I have reviewed Troubleshooting Issues with the TypeScript SDK | Legacy documentation for Temporal SDKs
Are there any emergency ways to terminate workflows?
Anything I can do to prevent that in the future?

Can you see this exec in primary persistence?

tctl wf desc -w <wfid>

context deadline exceeded
Check cluster stability, maybe start off with health checks

grpc-health-probe -addr=localhost:7233 -service=temporal.api.workflowservice.v1.WorkflowService
grpc-health-probe -addr=localhost:7235 -service=temporal.api.workflowservice.v1.MatchingService
grpc-health-probe -addr=localhost:7234 -service=temporal.api.workflowservice.v1.HistoryService

(change localhost to appropriate ips/hostname)
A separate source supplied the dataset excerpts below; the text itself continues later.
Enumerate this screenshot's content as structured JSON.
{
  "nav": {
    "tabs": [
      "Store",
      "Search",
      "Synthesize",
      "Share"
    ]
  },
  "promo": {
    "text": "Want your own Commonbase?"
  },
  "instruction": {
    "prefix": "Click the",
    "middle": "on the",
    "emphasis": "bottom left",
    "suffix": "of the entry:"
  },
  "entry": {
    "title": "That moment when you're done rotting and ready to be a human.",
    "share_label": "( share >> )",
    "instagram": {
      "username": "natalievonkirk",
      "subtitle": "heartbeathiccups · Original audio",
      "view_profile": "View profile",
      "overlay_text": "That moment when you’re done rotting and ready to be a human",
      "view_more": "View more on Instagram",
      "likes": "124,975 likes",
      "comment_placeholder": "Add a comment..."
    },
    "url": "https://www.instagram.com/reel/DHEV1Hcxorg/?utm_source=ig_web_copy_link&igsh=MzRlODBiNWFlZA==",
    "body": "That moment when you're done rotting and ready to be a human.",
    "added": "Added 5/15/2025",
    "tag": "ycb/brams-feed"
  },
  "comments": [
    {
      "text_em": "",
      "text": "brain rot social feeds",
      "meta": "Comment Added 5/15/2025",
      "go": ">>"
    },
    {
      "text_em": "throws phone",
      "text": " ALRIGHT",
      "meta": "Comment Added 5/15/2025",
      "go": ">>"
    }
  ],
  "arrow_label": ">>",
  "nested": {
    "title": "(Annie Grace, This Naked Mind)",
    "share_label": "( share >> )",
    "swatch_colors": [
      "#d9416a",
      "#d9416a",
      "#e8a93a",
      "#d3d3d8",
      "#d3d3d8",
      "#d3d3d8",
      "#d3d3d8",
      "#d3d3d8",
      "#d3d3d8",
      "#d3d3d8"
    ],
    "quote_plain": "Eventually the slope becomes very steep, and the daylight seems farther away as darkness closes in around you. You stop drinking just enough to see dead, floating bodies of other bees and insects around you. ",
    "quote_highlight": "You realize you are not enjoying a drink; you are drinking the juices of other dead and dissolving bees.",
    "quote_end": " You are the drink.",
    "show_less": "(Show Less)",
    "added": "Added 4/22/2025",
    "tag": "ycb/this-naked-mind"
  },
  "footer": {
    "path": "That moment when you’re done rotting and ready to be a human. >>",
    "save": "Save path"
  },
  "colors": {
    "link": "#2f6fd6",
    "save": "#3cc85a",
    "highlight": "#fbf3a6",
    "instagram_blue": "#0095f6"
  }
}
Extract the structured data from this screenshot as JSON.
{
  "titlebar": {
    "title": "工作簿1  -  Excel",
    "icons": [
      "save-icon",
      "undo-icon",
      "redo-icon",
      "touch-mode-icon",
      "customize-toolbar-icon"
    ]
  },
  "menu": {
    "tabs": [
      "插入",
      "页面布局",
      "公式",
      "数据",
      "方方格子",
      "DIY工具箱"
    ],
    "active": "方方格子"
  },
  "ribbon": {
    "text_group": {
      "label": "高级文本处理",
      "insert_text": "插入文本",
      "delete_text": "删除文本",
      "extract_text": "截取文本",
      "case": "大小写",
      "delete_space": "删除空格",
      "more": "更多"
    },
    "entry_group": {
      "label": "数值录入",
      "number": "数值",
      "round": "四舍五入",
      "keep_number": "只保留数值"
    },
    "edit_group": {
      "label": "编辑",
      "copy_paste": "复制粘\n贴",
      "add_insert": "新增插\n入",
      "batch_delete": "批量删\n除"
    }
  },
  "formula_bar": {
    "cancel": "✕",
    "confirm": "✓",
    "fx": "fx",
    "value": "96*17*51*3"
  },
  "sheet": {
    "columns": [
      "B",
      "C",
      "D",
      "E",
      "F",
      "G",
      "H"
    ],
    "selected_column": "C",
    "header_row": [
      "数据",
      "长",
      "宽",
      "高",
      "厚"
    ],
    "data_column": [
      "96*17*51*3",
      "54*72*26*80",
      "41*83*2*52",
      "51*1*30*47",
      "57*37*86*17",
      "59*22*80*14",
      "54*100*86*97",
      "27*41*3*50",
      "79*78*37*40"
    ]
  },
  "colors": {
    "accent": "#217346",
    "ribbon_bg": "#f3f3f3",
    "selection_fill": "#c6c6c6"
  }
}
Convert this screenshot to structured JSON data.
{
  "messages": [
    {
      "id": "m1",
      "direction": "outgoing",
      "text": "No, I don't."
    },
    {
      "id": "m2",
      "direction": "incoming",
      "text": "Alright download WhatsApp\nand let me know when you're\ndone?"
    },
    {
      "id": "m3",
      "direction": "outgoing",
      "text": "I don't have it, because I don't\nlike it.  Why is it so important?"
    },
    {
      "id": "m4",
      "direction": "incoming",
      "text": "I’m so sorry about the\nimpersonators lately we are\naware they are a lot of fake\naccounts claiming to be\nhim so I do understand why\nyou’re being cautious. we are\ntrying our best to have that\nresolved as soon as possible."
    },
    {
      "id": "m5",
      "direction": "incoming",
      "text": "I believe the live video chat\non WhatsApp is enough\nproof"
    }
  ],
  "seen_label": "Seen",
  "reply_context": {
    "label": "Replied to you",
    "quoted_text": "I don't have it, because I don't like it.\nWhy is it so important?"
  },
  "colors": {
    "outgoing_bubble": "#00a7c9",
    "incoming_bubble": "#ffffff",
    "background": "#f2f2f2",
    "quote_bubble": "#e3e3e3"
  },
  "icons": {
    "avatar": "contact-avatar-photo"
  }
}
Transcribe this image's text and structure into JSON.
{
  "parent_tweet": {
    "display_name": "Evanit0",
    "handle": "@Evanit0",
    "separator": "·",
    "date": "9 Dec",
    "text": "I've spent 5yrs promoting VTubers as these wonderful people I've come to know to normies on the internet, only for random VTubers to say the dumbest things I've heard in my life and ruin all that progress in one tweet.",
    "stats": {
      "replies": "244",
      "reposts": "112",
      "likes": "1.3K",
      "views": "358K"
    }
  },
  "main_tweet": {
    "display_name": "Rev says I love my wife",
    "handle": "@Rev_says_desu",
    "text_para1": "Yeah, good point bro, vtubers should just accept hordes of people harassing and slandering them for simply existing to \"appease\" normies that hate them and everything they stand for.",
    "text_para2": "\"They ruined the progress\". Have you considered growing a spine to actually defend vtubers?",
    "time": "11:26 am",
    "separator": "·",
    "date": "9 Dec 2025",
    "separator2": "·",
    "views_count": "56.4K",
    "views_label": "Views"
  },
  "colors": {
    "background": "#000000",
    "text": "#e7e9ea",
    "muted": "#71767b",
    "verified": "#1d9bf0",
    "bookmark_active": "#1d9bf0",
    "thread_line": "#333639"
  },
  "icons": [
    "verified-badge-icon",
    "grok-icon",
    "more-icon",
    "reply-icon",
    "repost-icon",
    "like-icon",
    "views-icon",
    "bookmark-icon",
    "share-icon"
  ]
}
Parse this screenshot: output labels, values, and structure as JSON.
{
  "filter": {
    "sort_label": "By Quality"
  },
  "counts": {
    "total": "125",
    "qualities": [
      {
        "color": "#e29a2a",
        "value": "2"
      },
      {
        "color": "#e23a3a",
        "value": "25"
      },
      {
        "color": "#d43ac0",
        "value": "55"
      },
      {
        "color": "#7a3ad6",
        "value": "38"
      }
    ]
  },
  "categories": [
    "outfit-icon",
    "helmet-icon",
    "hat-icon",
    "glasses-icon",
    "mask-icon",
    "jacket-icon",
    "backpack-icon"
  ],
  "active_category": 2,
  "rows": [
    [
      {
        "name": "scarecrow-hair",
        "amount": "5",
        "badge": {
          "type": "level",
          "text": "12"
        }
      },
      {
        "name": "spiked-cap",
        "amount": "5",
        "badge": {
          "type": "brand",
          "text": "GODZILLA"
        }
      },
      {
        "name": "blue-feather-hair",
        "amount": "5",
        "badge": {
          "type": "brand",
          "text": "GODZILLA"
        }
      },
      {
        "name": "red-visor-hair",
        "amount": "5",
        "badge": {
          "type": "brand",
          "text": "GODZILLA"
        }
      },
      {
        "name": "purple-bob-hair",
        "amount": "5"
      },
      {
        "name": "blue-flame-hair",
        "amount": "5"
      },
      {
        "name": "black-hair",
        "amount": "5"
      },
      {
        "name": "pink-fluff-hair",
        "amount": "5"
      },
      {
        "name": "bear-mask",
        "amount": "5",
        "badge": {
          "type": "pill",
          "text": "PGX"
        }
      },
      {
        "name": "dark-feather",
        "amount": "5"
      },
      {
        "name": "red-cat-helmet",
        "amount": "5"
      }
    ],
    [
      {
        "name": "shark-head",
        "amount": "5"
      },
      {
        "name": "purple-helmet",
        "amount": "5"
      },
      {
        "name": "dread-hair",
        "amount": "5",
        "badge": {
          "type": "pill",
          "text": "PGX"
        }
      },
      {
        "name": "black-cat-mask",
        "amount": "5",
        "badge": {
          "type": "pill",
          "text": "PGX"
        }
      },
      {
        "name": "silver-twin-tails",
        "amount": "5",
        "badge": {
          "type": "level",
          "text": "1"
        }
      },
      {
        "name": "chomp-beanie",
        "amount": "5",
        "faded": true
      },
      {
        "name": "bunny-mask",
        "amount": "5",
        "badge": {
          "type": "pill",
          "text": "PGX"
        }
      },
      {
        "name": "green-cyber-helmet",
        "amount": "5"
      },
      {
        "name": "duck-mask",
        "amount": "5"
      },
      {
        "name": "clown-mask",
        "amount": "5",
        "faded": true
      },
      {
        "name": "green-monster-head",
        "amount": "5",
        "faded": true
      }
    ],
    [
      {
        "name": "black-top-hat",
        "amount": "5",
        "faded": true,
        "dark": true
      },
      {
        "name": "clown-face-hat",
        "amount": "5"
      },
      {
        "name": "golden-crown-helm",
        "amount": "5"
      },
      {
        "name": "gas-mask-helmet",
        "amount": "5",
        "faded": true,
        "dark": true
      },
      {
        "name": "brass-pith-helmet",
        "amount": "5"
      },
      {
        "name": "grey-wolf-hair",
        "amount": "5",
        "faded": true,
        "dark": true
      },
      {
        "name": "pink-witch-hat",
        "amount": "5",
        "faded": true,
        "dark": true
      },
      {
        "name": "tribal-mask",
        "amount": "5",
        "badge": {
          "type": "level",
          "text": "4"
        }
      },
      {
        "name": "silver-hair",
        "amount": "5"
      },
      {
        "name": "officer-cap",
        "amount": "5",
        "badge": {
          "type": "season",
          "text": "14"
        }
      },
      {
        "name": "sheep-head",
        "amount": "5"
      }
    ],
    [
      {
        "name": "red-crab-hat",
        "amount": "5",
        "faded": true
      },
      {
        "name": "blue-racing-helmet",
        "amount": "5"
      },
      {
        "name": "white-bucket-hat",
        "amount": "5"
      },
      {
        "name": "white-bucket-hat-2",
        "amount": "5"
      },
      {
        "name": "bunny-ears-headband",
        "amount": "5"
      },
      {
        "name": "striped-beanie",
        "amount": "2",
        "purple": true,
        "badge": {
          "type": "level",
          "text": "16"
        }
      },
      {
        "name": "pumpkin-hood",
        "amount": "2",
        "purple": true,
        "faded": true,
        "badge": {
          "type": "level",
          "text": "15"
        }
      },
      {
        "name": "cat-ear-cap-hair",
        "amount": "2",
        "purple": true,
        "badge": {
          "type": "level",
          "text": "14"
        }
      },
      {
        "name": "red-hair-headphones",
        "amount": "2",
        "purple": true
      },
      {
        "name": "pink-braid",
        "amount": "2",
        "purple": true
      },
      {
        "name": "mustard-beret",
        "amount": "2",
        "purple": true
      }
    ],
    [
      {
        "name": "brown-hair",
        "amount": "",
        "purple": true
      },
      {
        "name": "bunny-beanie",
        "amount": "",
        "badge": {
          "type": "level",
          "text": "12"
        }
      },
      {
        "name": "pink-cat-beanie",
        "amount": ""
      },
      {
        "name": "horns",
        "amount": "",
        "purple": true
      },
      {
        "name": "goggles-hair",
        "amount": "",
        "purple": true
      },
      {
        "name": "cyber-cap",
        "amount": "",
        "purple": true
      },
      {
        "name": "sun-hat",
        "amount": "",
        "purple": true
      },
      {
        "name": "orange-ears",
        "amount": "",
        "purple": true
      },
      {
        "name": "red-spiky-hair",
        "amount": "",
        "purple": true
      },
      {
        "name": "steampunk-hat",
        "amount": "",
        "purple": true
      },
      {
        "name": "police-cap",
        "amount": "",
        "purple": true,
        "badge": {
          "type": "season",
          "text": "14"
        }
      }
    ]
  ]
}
Thanks, I checked health only with tctl cluster health command and reviewed metrics in grafana. Nothing was looking unhealthy. I have restarted all temporal pods to see if it makes any difference. It did not. We ended up dropping workflows at the db, which did the trick, but obviously that shouldn’t be the way to do it.